Lol. Best one of the day


----------



## kmckinnie (Apr 2, 2017)

Just a comparison to the joke. 
A dozen arrows with broad heads cost more than a 100 dollars.


----------



## little rascal (Apr 11, 2017)

*more than half*

a box of them to sight in would break your heart or your wallet!


----------



## Wanderlust (Apr 12, 2017)

Wow. If that was real think how dizzy you'd get watching the video.


----------



## Steyrhunter (May 9, 2017)

Only when I cannot reload a box for my .30-378 Weatherby, but not for a box of these.....


----------



## Muldoon (Jun 1, 2017)

*Arrows & $$$$$$*



kmckinnie said:


> Just a comparison to the joke.
> A dozen arrows with broad heads cost more than a 100 dollars.

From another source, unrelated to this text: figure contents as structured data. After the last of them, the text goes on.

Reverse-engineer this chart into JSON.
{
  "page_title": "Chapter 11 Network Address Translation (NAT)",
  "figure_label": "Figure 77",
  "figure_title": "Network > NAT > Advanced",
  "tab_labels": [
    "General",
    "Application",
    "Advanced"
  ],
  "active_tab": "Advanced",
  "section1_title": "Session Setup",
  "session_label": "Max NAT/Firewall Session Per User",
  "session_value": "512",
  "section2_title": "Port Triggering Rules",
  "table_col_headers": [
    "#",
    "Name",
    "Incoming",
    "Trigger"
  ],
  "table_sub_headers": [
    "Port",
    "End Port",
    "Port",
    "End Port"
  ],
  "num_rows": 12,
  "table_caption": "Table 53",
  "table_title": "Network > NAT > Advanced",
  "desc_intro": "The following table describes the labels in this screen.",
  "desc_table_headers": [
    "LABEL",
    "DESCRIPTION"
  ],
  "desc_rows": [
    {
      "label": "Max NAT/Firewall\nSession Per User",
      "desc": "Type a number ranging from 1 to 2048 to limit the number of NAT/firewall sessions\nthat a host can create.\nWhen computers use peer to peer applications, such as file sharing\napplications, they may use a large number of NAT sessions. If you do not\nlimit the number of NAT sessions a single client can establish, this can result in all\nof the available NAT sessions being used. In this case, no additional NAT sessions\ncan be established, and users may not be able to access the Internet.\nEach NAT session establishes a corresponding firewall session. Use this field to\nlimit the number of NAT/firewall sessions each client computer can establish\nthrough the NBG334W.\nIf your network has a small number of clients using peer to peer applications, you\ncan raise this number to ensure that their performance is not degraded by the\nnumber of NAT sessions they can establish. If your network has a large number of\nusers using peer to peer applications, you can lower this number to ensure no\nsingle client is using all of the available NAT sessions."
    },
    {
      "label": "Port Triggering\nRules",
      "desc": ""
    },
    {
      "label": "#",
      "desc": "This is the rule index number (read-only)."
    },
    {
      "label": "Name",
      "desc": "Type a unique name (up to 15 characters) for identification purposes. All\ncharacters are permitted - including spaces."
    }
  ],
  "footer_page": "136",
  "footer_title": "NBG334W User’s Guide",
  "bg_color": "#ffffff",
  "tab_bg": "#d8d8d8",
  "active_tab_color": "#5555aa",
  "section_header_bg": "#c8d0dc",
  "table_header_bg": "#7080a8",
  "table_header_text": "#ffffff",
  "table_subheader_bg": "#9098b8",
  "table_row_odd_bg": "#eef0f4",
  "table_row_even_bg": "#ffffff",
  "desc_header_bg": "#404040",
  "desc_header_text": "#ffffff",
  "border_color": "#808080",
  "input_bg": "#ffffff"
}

I bought 14 dozen 30 years back for $18.75 dozen! Same arrows now last I checked were $78.00 dozen! I've still got most of 'em!

CRAZY!!


----------



## Browning Slayer (Jun 9, 2017)

A box of 20 rounds for my Weatherby .340 mag cost $100..


----------



## one hogman (Jul 9, 2017)

I would be handloading that Puppy if I shot it much


----------